I was looking at the Wikipedia article for Sokoto when I noticed the “Name and etymology” section, which begins: “The name Sokoto (which is the modern/anglicised version of the local name, Sakkwato) is of Arabic origin, representing sooq, ‘market’ in English.” Is this true? If so, how is it derived? Sounds like folk etymology to me, but others will know more.
Looks quite impossible to me. (Sakkwato is correct for the Hausa name, though.)
But then, kasuwa “market” really is derived from Arabic su:q (via Kanuri), so who knows?
Folk etymology isn’t much of a thing with toponyms in Western-Oti-Volta-speaking country*, as most toponyms are actually fairly transparent. (Ethnonyms are another matter, doubtless because hardly any of those are transparent. I have been confidently informed that “Kusaasi” comes from the Hausa kusa “near”, for example; which probably seems less far-fetched if you’re close to some Kusaasi people at the time …)
But I think the names of the various Hausa states are another matter. None of them seem to mean anything other than themselves.
* Having said that, “Ouagadougou” gets some spectacular ones sometimes.

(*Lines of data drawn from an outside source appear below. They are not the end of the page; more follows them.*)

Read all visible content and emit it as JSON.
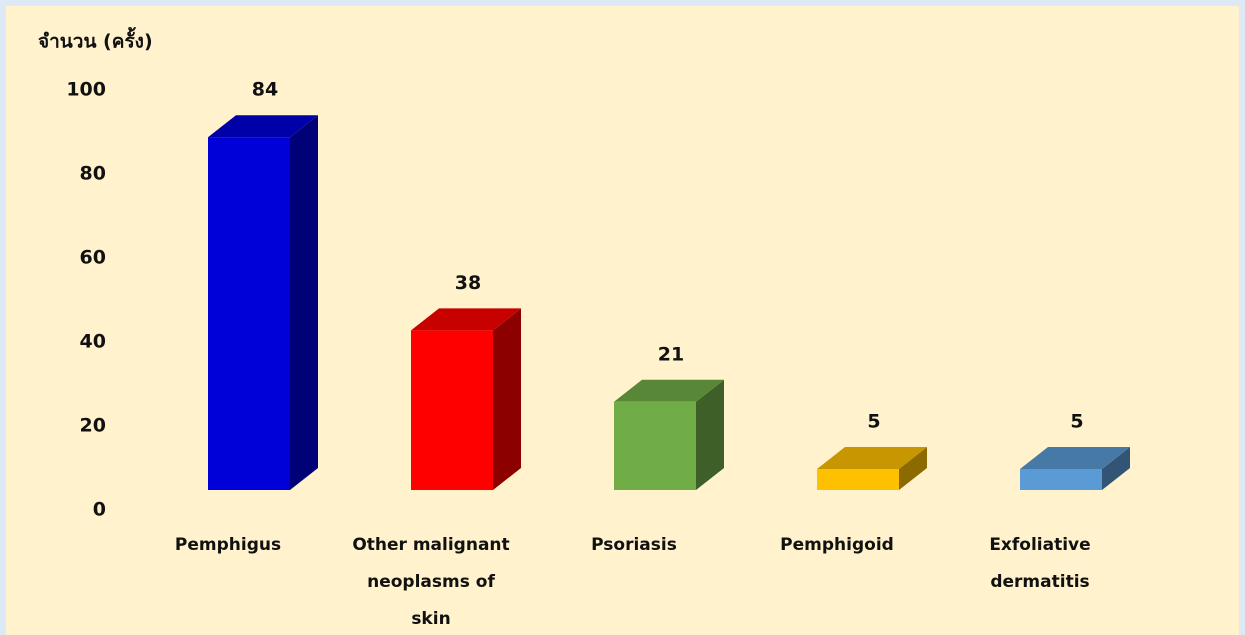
{
  "chart_data": {
    "type": "bar3d",
    "y_label": "จำนวน (ครั้ง)",
    "categories": [
      "Pemphigus",
      "Other malignant neoplasms of skin",
      "Psoriasis",
      "Pemphigoid",
      "Exfoliative dermatitis"
    ],
    "values": [
      84,
      38,
      21,
      5,
      5
    ],
    "colors": [
      "#0000d8",
      "#ff0000",
      "#70ad47",
      "#ffc000",
      "#5b9bd5"
    ],
    "ylim": [
      0,
      100
    ],
    "yticks": [
      0,
      20,
      40,
      60,
      80,
      100
    ]
  }
}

I like the current WP suggestion that it may be from Soninke: it doesn’t seem analysable in Mooré, anyhow.
Looks quite impossible to me.
I’m glad I’m not the only one.
“Market” tout court actually doesn’t strike me as all that likely as a place name. “New Market”, sure, (like the famous Sanjak), “So-and-so’s Market”, or whatever, but not just “Market.”